Hungarian Lieutenant colonel defends Russian expansionism

January 25, 2018

Hungarian Lieutenant colonel defends Russian expansionism and speculates Trump assassination in TEK's magazine
Photo: Ministry of Defense/Veronika Dévényi

A Hungarian lieutenant colonel propagates Russian imperialism and bashes the anti-Trump US establishment on the pages of the Counter-Terrorism Centre’s (TEK) official magazine, reports literature and political weekly Élet és Irodalom.

Published in the 2017/4 issue of Terror and Countering, Lieutenant colonel Endre Szénási’s essay titled The Deposition of National Security Advisor Flynn: Anti-Trump witch-hunt in the United States? offers an analysis of former national security advisor General Michael Flynn’s deposition with a significant focus on Russian foreign policy.
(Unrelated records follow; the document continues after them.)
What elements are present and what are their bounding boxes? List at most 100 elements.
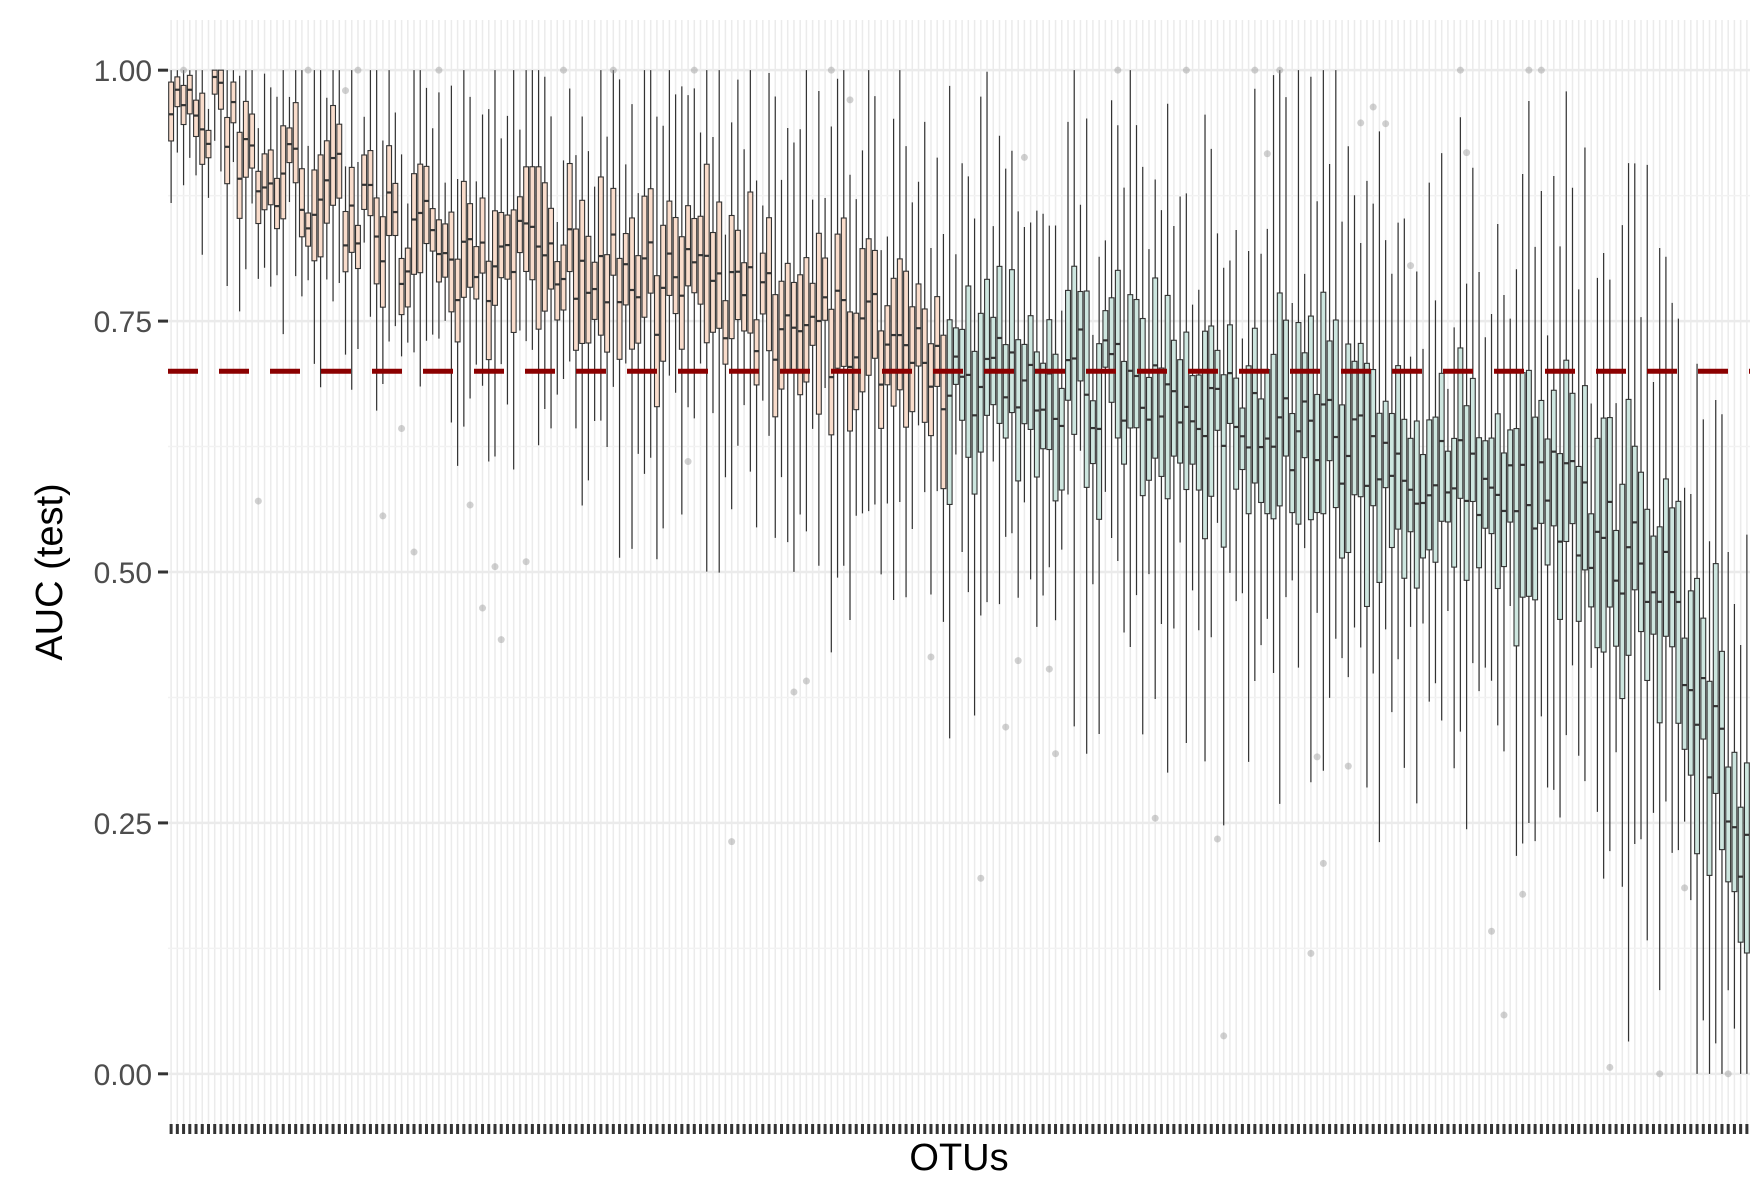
box — [1463, 405, 1470, 581]
box — [1033, 351, 1040, 478]
box — [647, 188, 654, 294]
box — [211, 69, 218, 95]
box — [1202, 330, 1208, 540]
box — [1177, 359, 1184, 464]
otu-boxplot — [946, 85, 953, 739]
box — [479, 197, 486, 274]
outlier-point — [560, 66, 567, 74]
outlier-point — [1407, 262, 1415, 270]
box — [193, 99, 200, 138]
otu-boxplot — [728, 122, 736, 846]
box — [236, 131, 243, 219]
otu-boxplot — [1687, 494, 1694, 901]
otu-boxplot — [678, 86, 685, 515]
box — [641, 195, 648, 318]
outlier-point — [1045, 665, 1053, 673]
otu-boxplot — [977, 96, 985, 882]
outlier-point — [1500, 1011, 1508, 1019]
box — [280, 125, 287, 220]
otu-boxplot — [940, 233, 947, 622]
otu-boxplot — [871, 96, 878, 505]
box — [1525, 369, 1532, 597]
box — [1731, 751, 1738, 893]
otu-boxplot — [1213, 233, 1221, 843]
box — [1121, 360, 1128, 465]
otu-boxplot — [392, 112, 399, 327]
box — [1183, 331, 1190, 491]
box — [1332, 319, 1339, 509]
otu-boxplot — [1426, 182, 1433, 702]
otu-boxplot — [1681, 487, 1689, 892]
otu-boxplot — [890, 118, 897, 601]
box — [168, 81, 175, 142]
otu-boxplot — [1045, 225, 1053, 673]
box — [1638, 471, 1644, 633]
y-axis-title: AUC (test) — [29, 483, 71, 660]
otu-boxplot — [1301, 273, 1308, 549]
otu-boxplot — [572, 155, 579, 429]
otu-boxplot — [311, 70, 318, 364]
otu-boxplot — [323, 97, 330, 280]
otu-boxplot — [1395, 222, 1402, 660]
box — [1145, 376, 1152, 481]
outlier-point — [827, 66, 835, 74]
box — [1469, 377, 1476, 503]
box — [1314, 393, 1321, 514]
box — [1550, 389, 1557, 527]
otu-boxplot — [529, 70, 536, 350]
box — [492, 210, 498, 306]
otu-boxplot — [684, 95, 692, 466]
box — [1295, 322, 1302, 525]
otu-boxplot — [766, 73, 773, 436]
otu-boxplot — [1239, 338, 1246, 594]
otu-boxplot — [379, 140, 387, 520]
otu-boxplot — [703, 70, 710, 572]
outlier-point — [802, 677, 810, 685]
box — [878, 330, 885, 429]
box — [1557, 453, 1564, 620]
otu-boxplot — [274, 96, 280, 276]
otu-boxplot — [1251, 66, 1259, 682]
box — [1239, 407, 1246, 471]
otu-boxplot — [429, 128, 436, 335]
otu-boxplot — [840, 70, 847, 566]
otu-boxplot — [734, 79, 741, 446]
otu-boxplot — [1662, 256, 1669, 802]
outlier-point — [1488, 927, 1496, 935]
otu-boxplot — [261, 73, 268, 268]
outlier-point — [609, 66, 617, 74]
outlier-point — [1014, 657, 1022, 665]
otu-boxplot — [267, 87, 274, 287]
otu-boxplot — [1644, 164, 1651, 941]
otu-boxplot — [579, 116, 586, 506]
otu-boxplot — [1544, 335, 1551, 788]
otu-boxplot — [423, 87, 430, 341]
otu-boxplot — [1195, 289, 1202, 631]
box — [1438, 372, 1445, 522]
box — [1563, 359, 1570, 543]
otu-boxplot — [1339, 221, 1346, 659]
otu-boxplot — [1557, 246, 1564, 818]
outlier-point — [1313, 753, 1321, 761]
box — [417, 163, 424, 274]
outlier-point — [1319, 859, 1327, 867]
otu-boxplot — [298, 70, 305, 297]
otu-boxplot — [585, 151, 592, 481]
box — [255, 170, 262, 225]
y-tick-label: 0.00 — [94, 1059, 152, 1092]
outlier-point — [1276, 66, 1284, 74]
otu-boxplot — [1127, 70, 1134, 648]
otu-boxplot — [1089, 334, 1096, 585]
box — [822, 257, 829, 321]
box — [1407, 437, 1414, 533]
otu-boxplot — [174, 70, 181, 153]
otu-boxplot — [1588, 403, 1595, 668]
outlier-point — [1052, 750, 1060, 758]
otu-boxplot — [1700, 419, 1707, 1021]
box — [373, 197, 380, 285]
box — [579, 199, 586, 344]
box — [890, 277, 897, 407]
outlier-point — [1463, 149, 1471, 157]
box — [398, 257, 405, 316]
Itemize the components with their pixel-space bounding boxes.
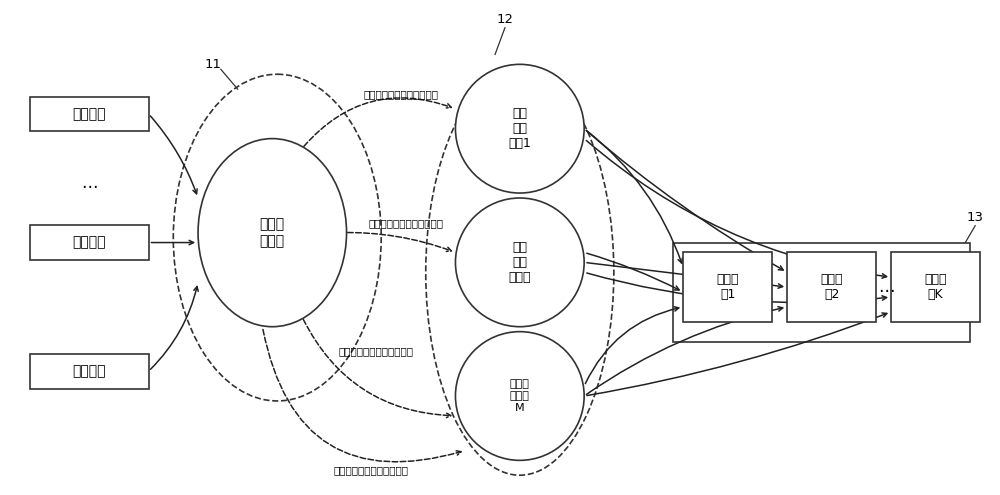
Text: 领域过程编排文件进行调用: 领域过程编排文件进行调用 — [334, 465, 409, 475]
Text: 领域过程编排文件进行调用: 领域过程编排文件进行调用 — [364, 89, 438, 99]
Ellipse shape — [455, 64, 584, 193]
Text: …: … — [81, 174, 97, 192]
FancyArrowPatch shape — [587, 313, 887, 396]
FancyArrowPatch shape — [586, 307, 783, 395]
FancyArrowPatch shape — [151, 287, 198, 369]
Bar — [787, 252, 876, 322]
FancyArrowPatch shape — [151, 241, 194, 245]
Bar — [673, 243, 970, 342]
Ellipse shape — [455, 198, 584, 327]
Text: 领域
能力
模块２: 领域 能力 模块２ — [509, 241, 531, 284]
FancyArrowPatch shape — [150, 116, 197, 194]
Text: …: … — [878, 278, 894, 296]
Text: 13: 13 — [967, 211, 984, 224]
Text: 领域过程编排文件进行调用: 领域过程编排文件进行调用 — [368, 218, 443, 228]
FancyArrowPatch shape — [303, 319, 451, 418]
Bar — [30, 97, 149, 131]
Text: 领域能
力模块
M: 领域能 力模块 M — [510, 379, 530, 413]
FancyArrowPatch shape — [263, 330, 461, 462]
FancyArrowPatch shape — [587, 273, 887, 302]
Ellipse shape — [198, 139, 347, 327]
FancyArrowPatch shape — [586, 141, 887, 278]
FancyArrowPatch shape — [339, 233, 451, 251]
Text: 领域
能力
模块1: 领域 能力 模块1 — [508, 107, 531, 150]
FancyArrowPatch shape — [587, 263, 783, 288]
Text: 12: 12 — [496, 13, 513, 26]
Bar — [891, 252, 980, 322]
Text: 领域过程编排文件进行调用: 领域过程编排文件进行调用 — [339, 346, 414, 356]
Text: …: … — [512, 323, 528, 341]
Text: 应用服
务流程: 应用服 务流程 — [260, 217, 285, 248]
Text: 服务请求: 服务请求 — [72, 364, 106, 378]
Text: 业务模
块2: 业务模 块2 — [820, 273, 843, 301]
Text: 业务模
块K: 业务模 块K — [924, 273, 947, 301]
FancyArrowPatch shape — [304, 98, 451, 147]
Text: 11: 11 — [204, 58, 221, 71]
Text: 业务模
块1: 业务模 块1 — [716, 273, 739, 301]
Bar — [30, 354, 149, 389]
FancyArrowPatch shape — [587, 253, 679, 290]
Ellipse shape — [455, 332, 584, 460]
FancyArrowPatch shape — [586, 131, 783, 270]
Text: 服务请求: 服务请求 — [72, 107, 106, 121]
Bar — [30, 225, 149, 260]
FancyArrowPatch shape — [586, 130, 682, 263]
FancyArrowPatch shape — [585, 307, 679, 384]
Bar — [683, 252, 772, 322]
Text: 服务请求: 服务请求 — [72, 236, 106, 249]
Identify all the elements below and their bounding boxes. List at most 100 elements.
Lieutenant colonel Szénási, according to a footnote, has been “dealing with [international] partnerships, especially in the post-Soviet area at the Ministry of Defense’s Department of Defense Policy since 1997”. The premise of his essay is that after the Obama administration’s hostile foreign policy towards Russia, President Trump finally sought to ease the tensions between the two nations, however the “establishment” does everything it can to prevent the détente. Szénási argues that Flynn fell victim of the “establishment”.

In the first part of the essay, Szénási makes light of Russian expansions of the last 10 years. According to him US hostility towards Russia dates to the 2008 Russo-Georgian war. Szénási argues that by intervening in Ukraine, Syria, and Georgia, Russia simply “defends its historically developed sphere of influence, therefore measured on a historical scale, [Russia] factually does not represent an ‘expansive’ foreign policy.” Szénási claims that Russia cannot even be considered “aggressive” as it did not aim to extort a political system change through military occupation, not even in Georgia. “[Russia] did not bomb the Georgian Ministry of Defense, which would be a prime target in every classical war. Neither did it bomb buildings of intelligence agencies, airports etc.”

Szénási further argues against Russian aggressivity by pointing out that despite “the national policy justification, military power and not least the support of the local (Ukrainian separatist) and Russian public,” President Vladimir Putin eventually did not occupy the separatist Donetsk and Luhansk regions. Regarding the Russian annexation of Crimea, Szénási blatantly echoes the Russian narrative, claiming that by sending unidentified soldiers into the area, Russia “secured” the “bloodless transition”. He concludes that the “West’s” considering Russia an aggressor after it provided autonomy for Crimea is problematic at best, and adds that he has no doubt “the putschists, nationalist power in Kiev would have prevented the secession of Crimea even violently, if necessary, even at the cost of a bloodbath.”

In the second part of the essay, Szénási discusses the circumstances of Flynn’s deposition. The lieutenant colonel calls the 1799 law that supposedly provided a legal base for Flynn’s deposition “absurd and unenforceable,” and the application of the law “unethical”. Szénási argues that Flynn’s deposition was the result of the “establishment’s” workings

The lieutenant colonel goes way beyond the Trump administration’s usual conspiracy theories when he speculates that like President Kennedy, Trump might be assassinated “if the sufficiently influential members of the American establishment decide that assassinating the President in office might be the ‘solution’.”

Szénási’s pro-Russia narrative would seem to contradict the Hungarian government’s professed foreign policy, a frequent subject of criticism from other NATO and EU member states for being too pragmatic towards Russia. Hungary belatedly voted for EU sanctions against Russia in retaliation for its aggression against Ukraine. Hungarian government officials voiced Hungary’s commitment to Ukraine’s territorial integrity on numerous occasions. Lieutenant colonel Szénási’s essay echoes the style, phrases and arguments of Russian state propaganda.